神様とお祭り再び。1
バシャン・・
水の音がして目を開けると、ステンドグラスだろうか・・綺麗な色が差し込む円形のドームに立っていた。浅いプールみたいな所は水神殿の間と似ている。
「うわぁ・・、また違うんですね」
「ああ」
ここも転移のための場所なのかな?
キョロキョロと周囲を見るけど、特に誰もいない・・。
クロさんは、私の手を繋いだまま浅いプールから出ると、濡れた・・と思っていた足はすっかり乾いてる。不思議。
「ティナは、今日忙しいからな」
「ああ、そうなんですね・・」
そうだよね、ノアルさんも忙しそうだったもんなぁ。
ステンドグラスの綺麗なドームから出ようとすると、クロさんが足を止める。・・・?なんだろう?
手を離すと、小瓶を胸の辺りのポケットから出す。
「あ、それ・・・」
「せっかくだしな」
小さい蓋を器用に外し、クロさんは少し指に油を垂らすと、その指を私の首に擦り付けるように塗る。ひ、ひえぇえええ?????ゆっくりと指が首を上下するたび、ゾクゾクする!!思わず、両手をぎゅっと握ってしまう。
そっと指が離れると・・・、ニヤッと笑ったクロさんは、
「俺の香りつけとけ」
って言うから、真っ赤になりましたよ。
当然ですよね?
言葉にならなくて、口をパクパク開けるだけだった・・・。可笑しそうに笑わないで下さい・・。神様なのに、また殺しにかかっていませんかね・・。
満足そうにクロさんは小瓶をしまうと、また手を繋いで扉を開ける。
外は、まだ昼なので太陽が高く、空の青さがクロさんのいる所とまた違う。ちょっと薄いけど綺麗な青空だ。目の前は広い芝生が一面に広がっていて、その下に街並みが広がっている。

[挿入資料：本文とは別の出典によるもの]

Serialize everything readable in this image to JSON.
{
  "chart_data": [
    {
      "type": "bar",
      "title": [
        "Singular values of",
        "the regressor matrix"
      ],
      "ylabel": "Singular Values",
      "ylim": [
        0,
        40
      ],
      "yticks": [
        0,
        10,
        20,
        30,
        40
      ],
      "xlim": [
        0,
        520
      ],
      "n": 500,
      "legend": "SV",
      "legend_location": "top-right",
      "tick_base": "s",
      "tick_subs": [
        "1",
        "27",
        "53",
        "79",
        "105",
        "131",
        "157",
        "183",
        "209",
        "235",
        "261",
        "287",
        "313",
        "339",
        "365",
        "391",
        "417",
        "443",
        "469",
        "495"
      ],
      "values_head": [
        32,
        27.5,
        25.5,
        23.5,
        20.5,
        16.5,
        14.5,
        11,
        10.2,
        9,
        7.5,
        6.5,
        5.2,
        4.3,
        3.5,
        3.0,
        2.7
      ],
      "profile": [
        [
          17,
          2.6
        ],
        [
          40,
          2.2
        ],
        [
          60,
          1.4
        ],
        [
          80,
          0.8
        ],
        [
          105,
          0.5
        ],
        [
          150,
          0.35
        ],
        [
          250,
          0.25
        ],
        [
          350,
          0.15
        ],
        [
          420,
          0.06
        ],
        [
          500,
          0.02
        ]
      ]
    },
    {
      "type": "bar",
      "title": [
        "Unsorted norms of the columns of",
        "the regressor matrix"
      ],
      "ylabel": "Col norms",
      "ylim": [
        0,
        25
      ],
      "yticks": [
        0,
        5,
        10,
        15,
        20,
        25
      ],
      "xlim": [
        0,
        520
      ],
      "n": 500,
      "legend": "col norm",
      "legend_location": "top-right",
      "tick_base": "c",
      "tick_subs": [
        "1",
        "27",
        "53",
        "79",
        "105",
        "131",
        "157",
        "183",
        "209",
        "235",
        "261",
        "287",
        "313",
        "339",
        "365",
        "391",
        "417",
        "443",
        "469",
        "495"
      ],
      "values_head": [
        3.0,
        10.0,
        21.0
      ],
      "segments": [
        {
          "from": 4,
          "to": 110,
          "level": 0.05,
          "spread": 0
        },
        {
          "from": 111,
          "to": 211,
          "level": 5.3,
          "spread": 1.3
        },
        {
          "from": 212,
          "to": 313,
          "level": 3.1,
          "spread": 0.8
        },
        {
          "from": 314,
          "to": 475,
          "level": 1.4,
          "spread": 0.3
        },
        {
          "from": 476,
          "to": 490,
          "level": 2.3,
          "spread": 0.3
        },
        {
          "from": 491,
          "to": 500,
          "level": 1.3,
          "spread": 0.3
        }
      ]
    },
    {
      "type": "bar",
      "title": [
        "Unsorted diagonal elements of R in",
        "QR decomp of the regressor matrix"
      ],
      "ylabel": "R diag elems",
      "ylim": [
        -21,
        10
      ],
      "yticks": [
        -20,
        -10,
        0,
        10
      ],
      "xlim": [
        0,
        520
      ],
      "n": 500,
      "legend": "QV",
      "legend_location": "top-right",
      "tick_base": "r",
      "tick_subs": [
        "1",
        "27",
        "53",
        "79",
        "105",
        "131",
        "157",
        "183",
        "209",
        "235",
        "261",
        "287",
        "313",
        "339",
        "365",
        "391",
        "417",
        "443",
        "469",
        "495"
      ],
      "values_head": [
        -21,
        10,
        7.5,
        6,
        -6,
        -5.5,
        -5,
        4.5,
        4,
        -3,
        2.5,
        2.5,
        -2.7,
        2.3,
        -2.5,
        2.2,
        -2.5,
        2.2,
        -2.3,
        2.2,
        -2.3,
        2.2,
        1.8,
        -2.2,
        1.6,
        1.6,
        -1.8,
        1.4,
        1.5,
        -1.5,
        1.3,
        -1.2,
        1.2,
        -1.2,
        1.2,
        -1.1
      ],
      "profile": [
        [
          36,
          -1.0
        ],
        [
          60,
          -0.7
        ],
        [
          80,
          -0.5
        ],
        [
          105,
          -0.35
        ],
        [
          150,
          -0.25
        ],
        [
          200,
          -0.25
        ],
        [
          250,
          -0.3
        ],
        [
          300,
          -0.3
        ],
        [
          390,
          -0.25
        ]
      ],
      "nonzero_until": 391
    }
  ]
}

大きな川が流れていて、カラフルな家々がぎっしりと並んでいる。
ランプかな?あちこちにぶら下がっていて、音楽も聴こえる。
クロさんの白っぽい街並みと違って、また可愛い!!
「クロさん、ティナさんの街も綺麗ですね!!」
「・・そうだな」
芝生の先に下に降りる階段らしきものが見えた。
あそこから下へ降りて行くのかな?
後ろを振り向くと、私たちが出てきた円形のドームの建物横に、石で彫刻が入っている神殿が見えた。四角い建物なんだけど、あちこちにレリーフが掘られていて、上半分が金色に塗られている。はあ〜〜豪華!!!目を丸くして見ていると、
「たえちゃ〜ん!!元気だった〜?」
あ、この声は・・振り返るとノアルさんが手を振って、真っ白な服を着て空から降りてきた。は、派手派手だ〜!!!
「ノアルさん!お久しぶりです」
「お久しぶり〜、元気そうで良かった〜。今日もお仕事してからだけど、祭り楽しんでね!」
「ああ、そうかパトロールするんですね」
ティナさんも奥神殿でお祈りするのか・・。
ちらっと、金色の建物を見る。
「もうティナさん、奥神殿に行ったんですか?」
「いやぁ〜、どっかにいるとは思うんだけどね〜、僕も今きたからなぁ〜」
「ノアルさん・・・」
すると、金色の建物から扉が開く音が聞こえて振り返ると、ティナさんがいた!
金色の飾りを頭につけて、真っ白のロングシャツに金色の帯を締め、いつもよりもパリッとした格好をしていて格好いい!!神様って、格好いいのが第一条件なのかな???金色をこれでもかと付けているのに、全然負けてないティナさんすごいな・・。
「クロ、たえ〜、来てくれてありがとう」
「あ?僕は?」
「ノアルもついでにありがとう〜」
「え〜、僕泣いちゃう〜〜」
・・・・このやり取り、いつもやっていそう・・。
クロさんをちらっと見ると、目がすでに座っている・・。うん、これも通常通りそう。ティナさんが、ちょっと気まずそうに私達を見る・・。ん?何かあったの?
「・・・・今日、大神様もこっちに来る事になって・・」
そう言うと、二人して苦い顔をする。
・・・ん?大神様って、祀る神様??生きてるの??来るの??私は不思議そうにクロさんを見上げた。